Peut-on vendre un bébé sur Internet ?

A la suite de la parution, le week end dernier, de l'annonce diffusée sur le site "leboncoin.fr", la question se pose. Que risque l’auteur de l’annonce ? Et celui qui l’a diffusée ?

L’idée n’est pas nouvelle, dès 2004 un couple de canadiens avait mis en vente son bébé de sept jours sur Internet pour 10 000 dollars.

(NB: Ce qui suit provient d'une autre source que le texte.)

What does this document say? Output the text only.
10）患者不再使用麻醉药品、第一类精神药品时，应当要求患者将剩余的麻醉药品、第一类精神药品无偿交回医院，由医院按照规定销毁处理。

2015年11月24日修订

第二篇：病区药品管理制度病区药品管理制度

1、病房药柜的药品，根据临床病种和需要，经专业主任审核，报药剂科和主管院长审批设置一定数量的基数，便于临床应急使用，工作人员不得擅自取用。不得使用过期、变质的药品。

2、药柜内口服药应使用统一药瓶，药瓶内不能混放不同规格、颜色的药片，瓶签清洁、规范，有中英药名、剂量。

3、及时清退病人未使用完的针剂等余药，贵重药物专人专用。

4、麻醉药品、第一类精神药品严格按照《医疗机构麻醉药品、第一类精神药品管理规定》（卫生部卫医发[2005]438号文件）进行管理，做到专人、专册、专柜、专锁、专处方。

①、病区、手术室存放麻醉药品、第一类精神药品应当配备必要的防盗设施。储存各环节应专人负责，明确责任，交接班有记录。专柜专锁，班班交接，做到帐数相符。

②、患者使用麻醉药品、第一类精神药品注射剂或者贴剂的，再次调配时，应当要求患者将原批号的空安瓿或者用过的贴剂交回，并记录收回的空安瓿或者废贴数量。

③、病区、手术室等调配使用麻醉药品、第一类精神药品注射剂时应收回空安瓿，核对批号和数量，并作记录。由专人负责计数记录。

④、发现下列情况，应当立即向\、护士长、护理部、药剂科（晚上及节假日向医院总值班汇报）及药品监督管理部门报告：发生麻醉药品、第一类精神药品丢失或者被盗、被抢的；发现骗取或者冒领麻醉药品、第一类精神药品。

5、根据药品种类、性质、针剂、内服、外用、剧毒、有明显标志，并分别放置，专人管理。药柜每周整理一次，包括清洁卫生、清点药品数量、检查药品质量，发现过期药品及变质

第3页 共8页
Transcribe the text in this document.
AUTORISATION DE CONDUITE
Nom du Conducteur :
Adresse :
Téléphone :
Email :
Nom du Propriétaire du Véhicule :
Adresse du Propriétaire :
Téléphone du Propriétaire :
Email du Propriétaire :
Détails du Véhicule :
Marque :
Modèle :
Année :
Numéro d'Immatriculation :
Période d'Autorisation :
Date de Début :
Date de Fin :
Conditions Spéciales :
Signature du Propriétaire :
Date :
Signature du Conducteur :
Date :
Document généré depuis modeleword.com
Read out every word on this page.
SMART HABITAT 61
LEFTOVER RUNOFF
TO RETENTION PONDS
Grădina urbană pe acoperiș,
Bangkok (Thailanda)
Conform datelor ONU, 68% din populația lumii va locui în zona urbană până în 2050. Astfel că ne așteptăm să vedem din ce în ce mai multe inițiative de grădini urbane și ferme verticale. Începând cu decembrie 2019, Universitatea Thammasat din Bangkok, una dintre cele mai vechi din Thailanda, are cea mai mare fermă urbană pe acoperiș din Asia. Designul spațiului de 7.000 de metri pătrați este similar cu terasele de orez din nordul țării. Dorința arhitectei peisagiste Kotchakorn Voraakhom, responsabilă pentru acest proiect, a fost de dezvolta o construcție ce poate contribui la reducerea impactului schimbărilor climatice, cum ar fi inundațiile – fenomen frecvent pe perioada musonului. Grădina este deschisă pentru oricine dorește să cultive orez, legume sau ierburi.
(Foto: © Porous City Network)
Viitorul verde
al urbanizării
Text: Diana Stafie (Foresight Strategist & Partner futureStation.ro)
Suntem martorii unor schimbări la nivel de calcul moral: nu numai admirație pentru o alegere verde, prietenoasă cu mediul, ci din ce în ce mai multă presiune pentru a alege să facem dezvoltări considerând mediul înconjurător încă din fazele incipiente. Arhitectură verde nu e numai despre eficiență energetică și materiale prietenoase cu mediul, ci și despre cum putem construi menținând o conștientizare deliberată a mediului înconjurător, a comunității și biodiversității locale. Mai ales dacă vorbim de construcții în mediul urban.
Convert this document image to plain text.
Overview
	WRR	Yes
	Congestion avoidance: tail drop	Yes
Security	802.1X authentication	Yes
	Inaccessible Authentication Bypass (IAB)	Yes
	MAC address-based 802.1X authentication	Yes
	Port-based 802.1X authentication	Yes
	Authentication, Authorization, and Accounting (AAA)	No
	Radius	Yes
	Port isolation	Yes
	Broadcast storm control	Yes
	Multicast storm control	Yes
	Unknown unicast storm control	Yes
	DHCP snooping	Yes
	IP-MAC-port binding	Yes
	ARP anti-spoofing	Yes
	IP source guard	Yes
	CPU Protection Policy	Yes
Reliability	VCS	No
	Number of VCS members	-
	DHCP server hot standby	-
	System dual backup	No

Responsabilité de l’auteur
Bien évidemment, vendre un bébé sur internet n’est pas possible juridiquement, en raison du principe de l’indisponibilité des personnes, et de la dignité de la personne humaine. Blague ou non, l’auteur présumé de l’annonce tombe sous le coup de plusieurs qualifications pénales, et notamment :

* Le délaissement de mineur :
L’article 227-1 du Code pénal 
prévoit que le délaissement d’un mineur de quinze ans en un lieu quelconque est puni de sept ans d’emprisonnement et de 10 000 euros d’amende, sauf si les circonstances du délaissement ont permis d’assurer la santé et la sécurité de celui-ci.
La jurisprudence considère que le délit de délaissement suppose un acte positif, exprimant de la part de son auteur la volonté d’abandonner définitivement la victime. En l’espèce, cette infraction pourrait s’appliquer si l’enfant était réellement délaissé. Ce que l’enquête déterminera. En revanche, à supposer que ce ne soit pas le cas mais que seule l’annonce ait été diffusée, l’infraction de délaissement d’enfant ne paraît pas constituée.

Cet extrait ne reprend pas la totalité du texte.